Last (recorded) lead climb on Lisa Falls

Then recently I began to have such an itch. I wrote it off as midlife crisis time, but I’d awake thinking of climbs in the past and have to dig out my trusty climbing manual to find out what the name of my favorite climb was, because I’d forgotten it in my dotage.


Then a few weeks ago I ended up calling Bryce to see if he could help me solve a social conundrum. We chatted awhile and he mentioned that he still climbs some, but he thought we’d probably all grown a little more tame in the intervening years (and he actually had a helmet yesterday, something that we’d never taken any sort of liking to). He said he’d like to go out because he hadn’t been much this year if I was willing to go along and see what I could do. I was under no illusions that I was in shape enough to do very much, and I was right to assume so, but I thought I’d give it a whirl.
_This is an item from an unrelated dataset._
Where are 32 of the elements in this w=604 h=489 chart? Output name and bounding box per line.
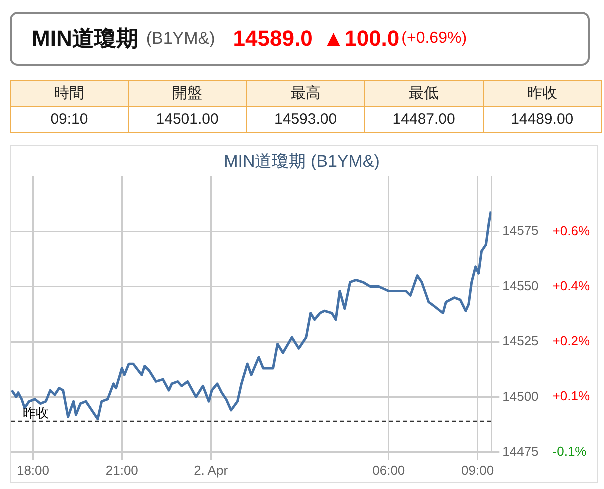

I drove us to Creekside Wall and Bryce led an easier route on it, and I followed. Or at least I tried. I slowly got to within 8 feet or so of the chains before my arms and legs gave out fully and I had to be lowered off. I glimpsed the edges of the excitement I used to feel, but my mind rebelled at the knowledge that I used to stand on these 3/8″ lips jutting out from the wall as impossible. I called down to Bryce with the old standby, “It’s like stairs!”, which did elicit a laugh from below.

Bryce thought we should go upstream a bit and hit the Salt Lake Slips and try an easy one there, so my pack back on, a big monster with an ugly rope that probably out to be retired, due to its age. I took a few steps and fell into the creek bashing my elbow, but somehow sparing my camera. My legs still hadn’t recovered from the climb. Eventually we made it up to the Slips and there was quite a crowd there. Bryce picked out a climb, but I knew I wasn’t even going to be able to get my shoes back on. I was willing to continue to play the dedicated belayer, but Bryce said if I wasn’t into it we could just bail. I looked around at what seemed like unusually clean-cut kids, for the climbing crowd and realized the harness I was wearing was possibly older than most of those that were there. I rested a bit more and realized that the ratio of boys to girls in the groups was closer to even than it was in my day, which I think says something positive about the growth of the community.



Creekside Wall from yesterday, somebody has gone through all bolt-happy.

I’m not sure that I’ll be able to put in the time to get strong enough to really climb again. My blown-out ankle wasn’t a problem yesterday as it had been in the past, and I’d always considered that the weak spot for my future. But maybe it’s something I need to do, and seeing that picture of Harold Goodro climbing in his 70’s might shame me into it.

* I wrote about the first time awhile ago, but I wouldn’t recommend going back to it if you missed.